Maybe a photo can help. What I see in this first photo is a man not altogether certain. 

Although in this later one at this last of a life he looks content. 

A moment in time can only tell you so much, I just wonder if he found it a struggle to emulate the Williams he was following. 

A letter from a family friend to the family solicitor back in England lays this out about his money troubles: He would be mortified to know I’m writing this, but you need to know. He’s a splendid fellow, but I don’t think farming was ever the vocation for him

A series of William’s own letters to the solicitor relate that things are getting ever worse for farming in New Zealand. Instructions to sell another and another of the rental properties in Manchester seem to paint the picture clearly enough.

Possibly I’m seeing someone who just had collided with the great economic slump of the late 1880s, but perhaps I’m seeing that other ebb and flow of life—over generations, wealth can come in and go back out again.

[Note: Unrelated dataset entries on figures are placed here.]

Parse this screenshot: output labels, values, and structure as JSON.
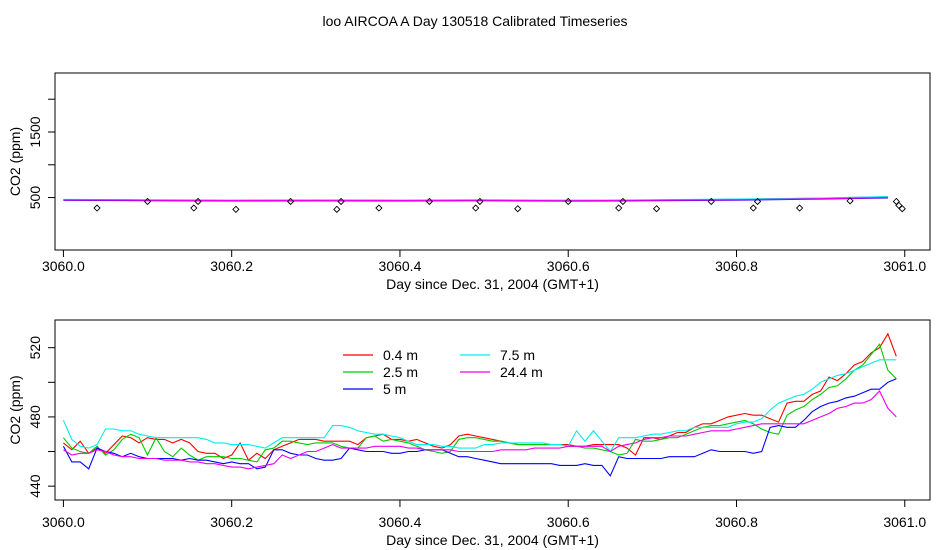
{
  "figure": {
    "title": "loo AIRCOA A  Day 130518  Calibrated Timeseries"
  },
  "chart_data": [
    {
      "type": "line",
      "title": "",
      "xlabel": "Day since Dec. 31, 2004 (GMT+1)",
      "ylabel": "CO2 (ppm)",
      "xlim": [
        3059.99,
        3061.03
      ],
      "ylim": [
        -300,
        2400
      ],
      "x_ticks": [
        3060.0,
        3060.2,
        3060.4,
        3060.6,
        3060.8,
        3061.0
      ],
      "x_tick_labels": [
        "3060.0",
        "3060.2",
        "3060.4",
        "3060.6",
        "3060.8",
        "3061.0"
      ],
      "y_ticks": [
        500,
        1000,
        1500,
        2000
      ],
      "y_tick_labels": [
        "500",
        "",
        "1500",
        ""
      ],
      "grid": false,
      "series": [
        {
          "color": "#ff0000",
          "x": [
            3060.0,
            3060.1,
            3060.2,
            3060.3,
            3060.4,
            3060.5,
            3060.6,
            3060.7,
            3060.8,
            3060.9,
            3060.98
          ],
          "values": [
            468,
            462,
            458,
            460,
            458,
            462,
            456,
            462,
            474,
            490,
            512
          ]
        },
        {
          "color": "#00cc00",
          "x": [
            3060.0,
            3060.1,
            3060.2,
            3060.3,
            3060.4,
            3060.5,
            3060.6,
            3060.7,
            3060.8,
            3060.9,
            3060.98
          ],
          "values": [
            466,
            460,
            456,
            458,
            456,
            460,
            455,
            460,
            470,
            488,
            508
          ]
        },
        {
          "color": "#0000ff",
          "x": [
            3060.0,
            3060.1,
            3060.2,
            3060.3,
            3060.4,
            3060.5,
            3060.6,
            3060.7,
            3060.8,
            3060.9,
            3060.98
          ],
          "values": [
            458,
            452,
            448,
            450,
            448,
            452,
            446,
            452,
            460,
            476,
            494
          ]
        },
        {
          "color": "#00eeee",
          "x": [
            3060.0,
            3060.1,
            3060.2,
            3060.3,
            3060.4,
            3060.5,
            3060.6,
            3060.7,
            3060.8,
            3060.9,
            3060.98
          ],
          "values": [
            472,
            466,
            462,
            464,
            462,
            466,
            460,
            466,
            476,
            492,
            515
          ]
        },
        {
          "color": "#ee00ee",
          "x": [
            3060.0,
            3060.1,
            3060.2,
            3060.3,
            3060.4,
            3060.5,
            3060.6,
            3060.7,
            3060.8,
            3060.9,
            3060.98
          ],
          "values": [
            464,
            458,
            454,
            456,
            454,
            458,
            452,
            458,
            466,
            482,
            500
          ]
        }
      ],
      "points": {
        "marker": "open-diamond",
        "x": [
          3060.04,
          3060.1,
          3060.155,
          3060.16,
          3060.205,
          3060.27,
          3060.325,
          3060.33,
          3060.375,
          3060.435,
          3060.49,
          3060.495,
          3060.54,
          3060.6,
          3060.66,
          3060.665,
          3060.705,
          3060.77,
          3060.82,
          3060.825,
          3060.875,
          3060.935,
          3060.99,
          3060.993,
          3060.997
        ],
        "values": [
          340,
          440,
          340,
          440,
          320,
          440,
          320,
          440,
          340,
          440,
          340,
          440,
          330,
          440,
          340,
          440,
          330,
          440,
          340,
          440,
          340,
          450,
          440,
          380,
          330
        ]
      }
    },
    {
      "type": "line",
      "title": "",
      "xlabel": "Day since Dec. 31, 2004 (GMT+1)",
      "ylabel": "CO2 (ppm)",
      "xlim": [
        3059.99,
        3061.03
      ],
      "ylim": [
        432,
        536
      ],
      "x_ticks": [
        3060.0,
        3060.2,
        3060.4,
        3060.6,
        3060.8,
        3061.0
      ],
      "x_tick_labels": [
        "3060.0",
        "3060.2",
        "3060.4",
        "3060.6",
        "3060.8",
        "3061.0"
      ],
      "y_ticks": [
        440,
        460,
        480,
        500,
        520
      ],
      "y_tick_labels": [
        "440",
        "",
        "480",
        "",
        "520"
      ],
      "grid": false,
      "legend": {
        "position": "top-left",
        "columns": 2
      },
      "x": [
        3060.0,
        3060.01,
        3060.02,
        3060.03,
        3060.04,
        3060.05,
        3060.06,
        3060.07,
        3060.08,
        3060.09,
        3060.1,
        3060.11,
        3060.12,
        3060.13,
        3060.14,
        3060.15,
        3060.16,
        3060.17,
        3060.18,
        3060.19,
        3060.2,
        3060.21,
        3060.22,
        3060.23,
        3060.24,
        3060.25,
        3060.26,
        3060.27,
        3060.28,
        3060.29,
        3060.3,
        3060.31,
        3060.32,
        3060.33,
        3060.34,
        3060.35,
        3060.36,
        3060.37,
        3060.38,
        3060.39,
        3060.4,
        3060.41,
        3060.42,
        3060.43,
        3060.44,
        3060.45,
        3060.46,
        3060.47,
        3060.48,
        3060.49,
        3060.5,
        3060.51,
        3060.52,
        3060.53,
        3060.54,
        3060.55,
        3060.56,
        3060.57,
        3060.58,
        3060.59,
        3060.6,
        3060.61,
        3060.62,
        3060.63,
        3060.64,
        3060.65,
        3060.66,
        3060.67,
        3060.68,
        3060.69,
        3060.7,
        3060.71,
        3060.72,
        3060.73,
        3060.74,
        3060.75,
        3060.76,
        3060.77,
        3060.78,
        3060.79,
        3060.8,
        3060.81,
        3060.82,
        3060.83,
        3060.84,
        3060.85,
        3060.86,
        3060.87,
        3060.88,
        3060.89,
        3060.9,
        3060.91,
        3060.92,
        3060.93,
        3060.94,
        3060.95,
        3060.96,
        3060.97,
        3060.98,
        3060.99
      ],
      "series": [
        {
          "name": "0.4 m",
          "color": "#ff0000",
          "values": [
            465,
            461,
            466,
            459,
            462,
            459,
            464,
            469,
            468,
            465,
            468,
            467,
            467,
            465,
            467,
            465,
            460,
            459,
            459,
            456,
            458,
            465,
            455,
            459,
            456,
            461,
            463,
            465,
            467,
            467,
            467,
            466,
            466,
            466,
            466,
            464,
            468,
            469,
            470,
            467,
            467,
            466,
            467,
            465,
            463,
            462,
            464,
            469,
            470,
            469,
            468,
            467,
            466,
            465,
            464,
            464,
            464,
            464,
            464,
            464,
            464,
            463,
            463,
            464,
            464,
            464,
            464,
            462,
            458,
            468,
            468,
            467,
            469,
            471,
            471,
            474,
            476,
            476,
            478,
            480,
            481,
            482,
            481,
            481,
            479,
            477,
            488,
            489,
            489,
            493,
            495,
            503,
            501,
            505,
            510,
            512,
            517,
            520,
            528,
            515
          ]
        },
        {
          "name": "2.5 m",
          "color": "#00cc00",
          "values": [
            468,
            462,
            460,
            459,
            463,
            458,
            461,
            467,
            470,
            468,
            458,
            468,
            460,
            457,
            462,
            458,
            455,
            457,
            457,
            457,
            456,
            456,
            455,
            454,
            461,
            462,
            466,
            466,
            465,
            464,
            465,
            465,
            465,
            463,
            462,
            462,
            468,
            469,
            466,
            467,
            466,
            465,
            463,
            461,
            460,
            459,
            460,
            467,
            468,
            468,
            467,
            466,
            466,
            465,
            464,
            464,
            464,
            464,
            464,
            464,
            463,
            463,
            462,
            462,
            461,
            460,
            458,
            459,
            467,
            466,
            466,
            467,
            468,
            468,
            470,
            472,
            474,
            475,
            475,
            476,
            477,
            478,
            476,
            473,
            471,
            470,
            481,
            484,
            486,
            490,
            493,
            497,
            498,
            502,
            507,
            510,
            516,
            522,
            507,
            502
          ]
        },
        {
          "name": "5 m",
          "color": "#0000ff",
          "values": [
            463,
            454,
            454,
            450,
            462,
            460,
            459,
            457,
            459,
            457,
            456,
            456,
            456,
            456,
            455,
            456,
            455,
            455,
            454,
            453,
            454,
            453,
            453,
            450,
            451,
            461,
            461,
            459,
            458,
            458,
            456,
            455,
            455,
            456,
            462,
            461,
            460,
            460,
            460,
            459,
            459,
            460,
            460,
            461,
            461,
            461,
            459,
            457,
            457,
            456,
            455,
            454,
            453,
            453,
            453,
            453,
            453,
            453,
            453,
            452,
            452,
            452,
            453,
            452,
            452,
            446,
            457,
            456,
            456,
            456,
            456,
            456,
            457,
            457,
            457,
            457,
            459,
            461,
            460,
            460,
            460,
            460,
            459,
            460,
            474,
            475,
            474,
            474,
            478,
            483,
            486,
            488,
            489,
            491,
            492,
            494,
            496,
            496,
            500,
            502
          ]
        },
        {
          "name": "7.5 m",
          "color": "#00eeee",
          "values": [
            478,
            467,
            463,
            462,
            464,
            473,
            473,
            472,
            472,
            470,
            469,
            468,
            468,
            468,
            468,
            468,
            468,
            467,
            465,
            465,
            464,
            464,
            464,
            463,
            462,
            465,
            468,
            468,
            468,
            468,
            468,
            468,
            475,
            475,
            474,
            472,
            471,
            470,
            470,
            469,
            468,
            466,
            464,
            464,
            464,
            463,
            463,
            462,
            462,
            462,
            464,
            464,
            465,
            465,
            465,
            465,
            465,
            465,
            464,
            464,
            463,
            472,
            466,
            472,
            466,
            460,
            468,
            468,
            468,
            469,
            470,
            470,
            471,
            472,
            472,
            474,
            474,
            474,
            474,
            474,
            476,
            477,
            477,
            479,
            484,
            488,
            490,
            492,
            493,
            496,
            500,
            502,
            504,
            505,
            507,
            509,
            511,
            513,
            513,
            513
          ]
        },
        {
          "name": "24.4 m",
          "color": "#ee00ee",
          "values": [
            461,
            458,
            459,
            459,
            461,
            460,
            458,
            457,
            457,
            456,
            456,
            456,
            455,
            455,
            455,
            454,
            454,
            453,
            453,
            452,
            451,
            451,
            450,
            451,
            452,
            453,
            458,
            456,
            458,
            460,
            460,
            462,
            464,
            462,
            462,
            462,
            462,
            463,
            463,
            463,
            463,
            462,
            462,
            461,
            461,
            461,
            461,
            460,
            460,
            460,
            460,
            460,
            461,
            461,
            461,
            461,
            462,
            462,
            462,
            462,
            463,
            463,
            463,
            463,
            463,
            460,
            463,
            464,
            465,
            467,
            468,
            468,
            469,
            469,
            469,
            470,
            471,
            472,
            472,
            472,
            473,
            474,
            475,
            476,
            476,
            476,
            476,
            476,
            476,
            478,
            480,
            482,
            485,
            486,
            488,
            488,
            490,
            495,
            485,
            480
          ]
        }
      ]
    }
  ]
}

If your forebears profited from a great wrong, where does that leave you? Suffice to say, the money was gone by the time we got here. Perhaps that’s enough to let go of any complicit guilt you might feel. Is that a fair call? What is the place for atonement? 

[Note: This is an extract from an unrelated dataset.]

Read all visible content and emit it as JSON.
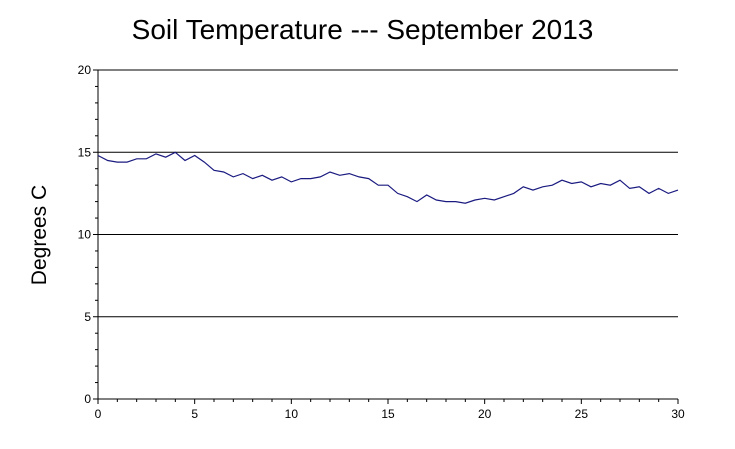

Some people will take it extremely personally when we talk about reparations.

What’s got to do with me? 

I didn’t swindle any Maori out of any land

I wasn’t there for the slavery.

Maybe the most constructive approach is see it as a collective obligation: no individual is held personally accountable but everyone is complicit. At the very least, surely, what we should hope for is the fullest accounting of what happened and, if it’s not too late, trying to make whole those who have been harmed.

What is history? It is successive drafts of the news — who, what, where, why, and how — written better, more of the picture filled in, the removing of the unconscious framings, the presumptions.

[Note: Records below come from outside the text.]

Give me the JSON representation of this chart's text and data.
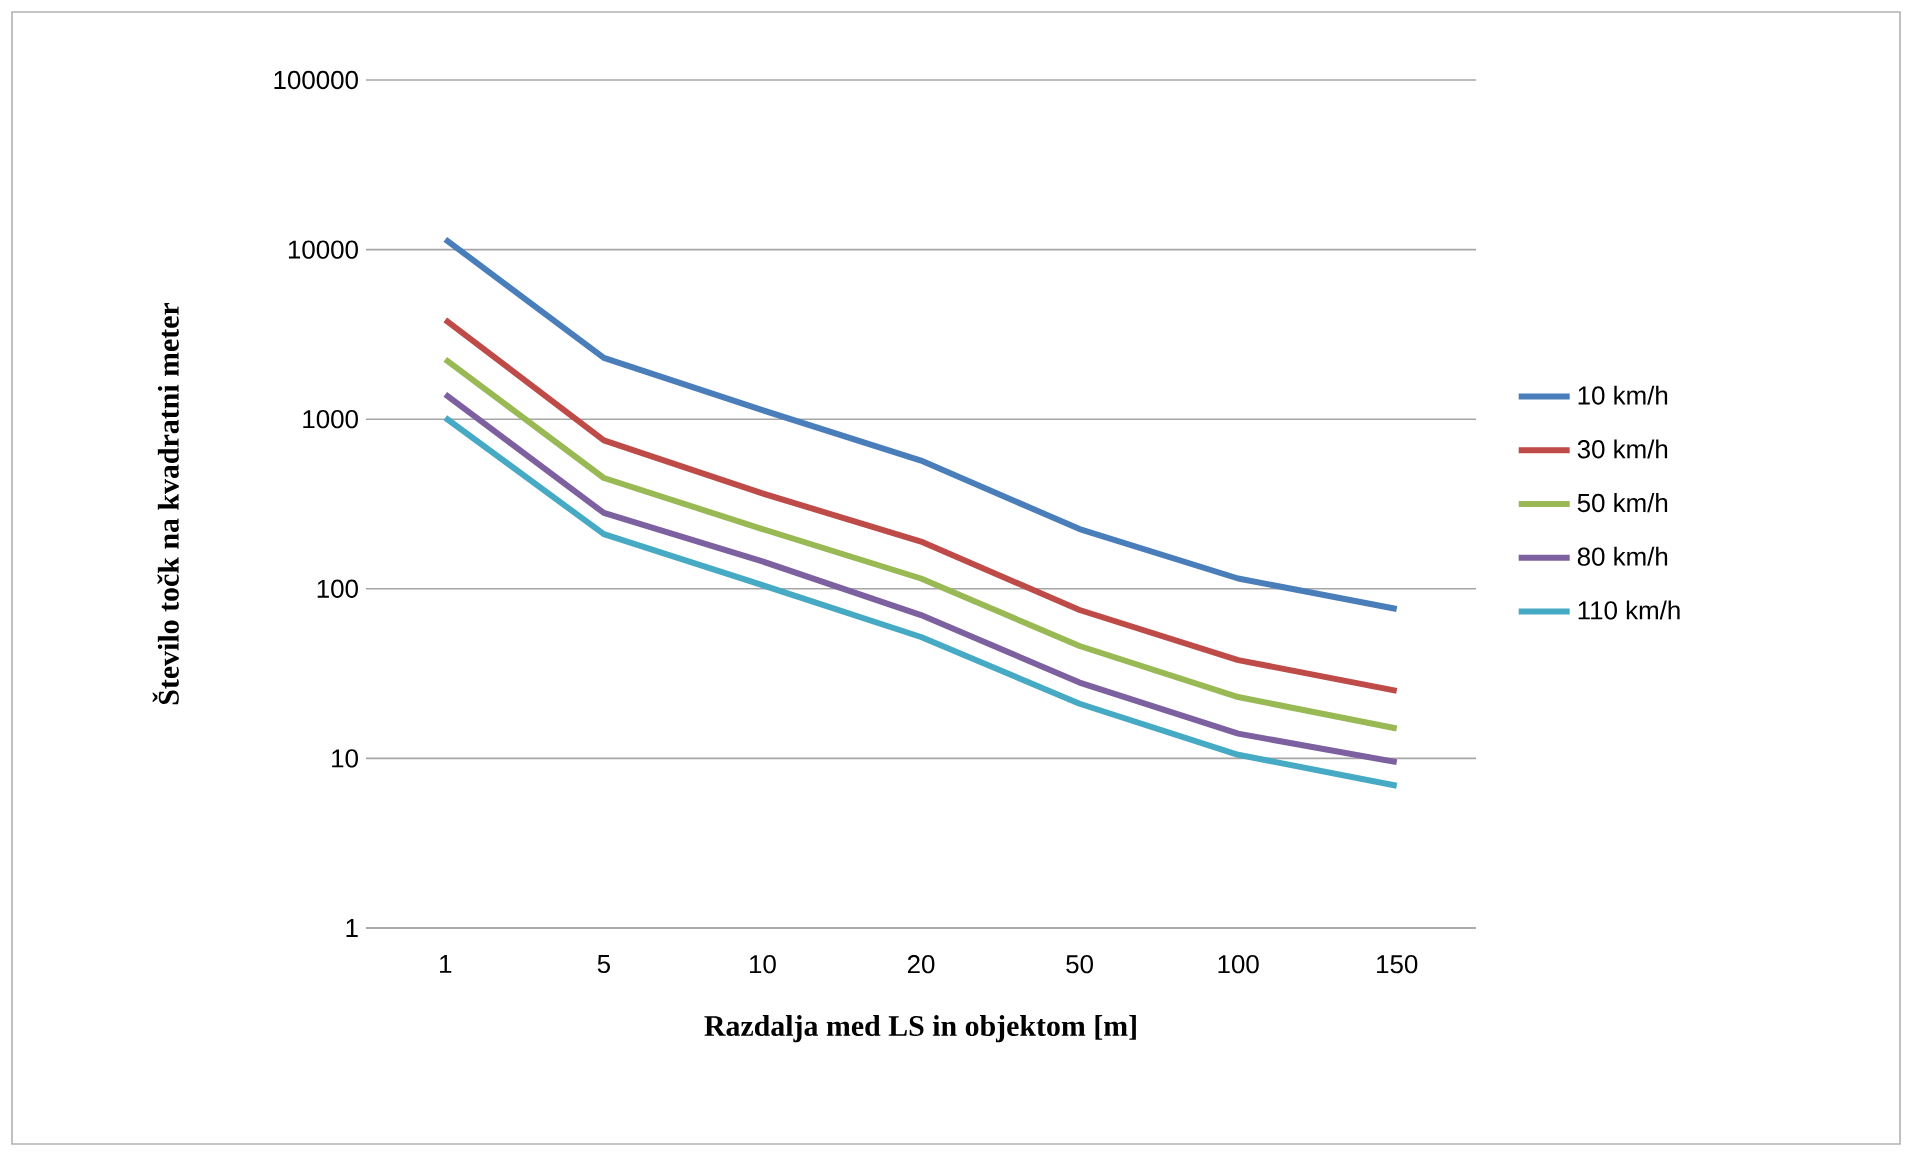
{
  "chart_data": {
    "type": "line",
    "xlabel": "Razdalja med LS in objektom [m]",
    "ylabel": "Število točk na kvadratni meter",
    "categories": [
      "1",
      "5",
      "10",
      "20",
      "50",
      "100",
      "150"
    ],
    "log": "y",
    "ylim": [
      1,
      100000
    ],
    "yticks": [
      1,
      10,
      100,
      1000,
      10000,
      100000
    ],
    "grid": "y",
    "legend": "right",
    "marker": "none",
    "line_style": "solid",
    "series": [
      {
        "name": "10 km/h",
        "color": "#4a7ebb",
        "values": [
          11500,
          2300,
          1130,
          570,
          225,
          115,
          76
        ]
      },
      {
        "name": "30 km/h",
        "color": "#be4b48",
        "values": [
          3850,
          750,
          365,
          190,
          75,
          38,
          25
        ]
      },
      {
        "name": "50 km/h",
        "color": "#98b954",
        "values": [
          2250,
          450,
          225,
          115,
          46,
          23,
          15
        ]
      },
      {
        "name": "80 km/h",
        "color": "#7d60a0",
        "values": [
          1400,
          280,
          145,
          70,
          28,
          14,
          9.5
        ]
      },
      {
        "name": "110 km/h",
        "color": "#46aac5",
        "values": [
          1020,
          210,
          105,
          52,
          21,
          10.5,
          6.9
        ]
      }
    ]
  }
}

It ought to be ever more expansive and always ready to recognise what we got wrong.

Some of us prefer a more edited version. Some of us have been getting quite rowdy and insistent about it in recent times. Some of us prefer chest-beating affirmation. 

This is surely what David Seymour is getting at when he argues for a history that recognises only the good that was done, that doesn’t dwell on colonisation and such things, that would fail to tell our kids the first thing about what we’ve lived through, and who we are and how we got here.

As ever, he is offering an empty echo of what other people elsewhere have been saying, people who wear their supremacism a bit more brazenly on their sleeves, all the way up to: slaves had a good life, and you say Nazi like it’s a bad thing.

The idea you’d leave anything out is just so wrong. 

There is never a full story. There is never a completed picture. 

You keep reading, you keep digging, you keep trying to colour in the picture.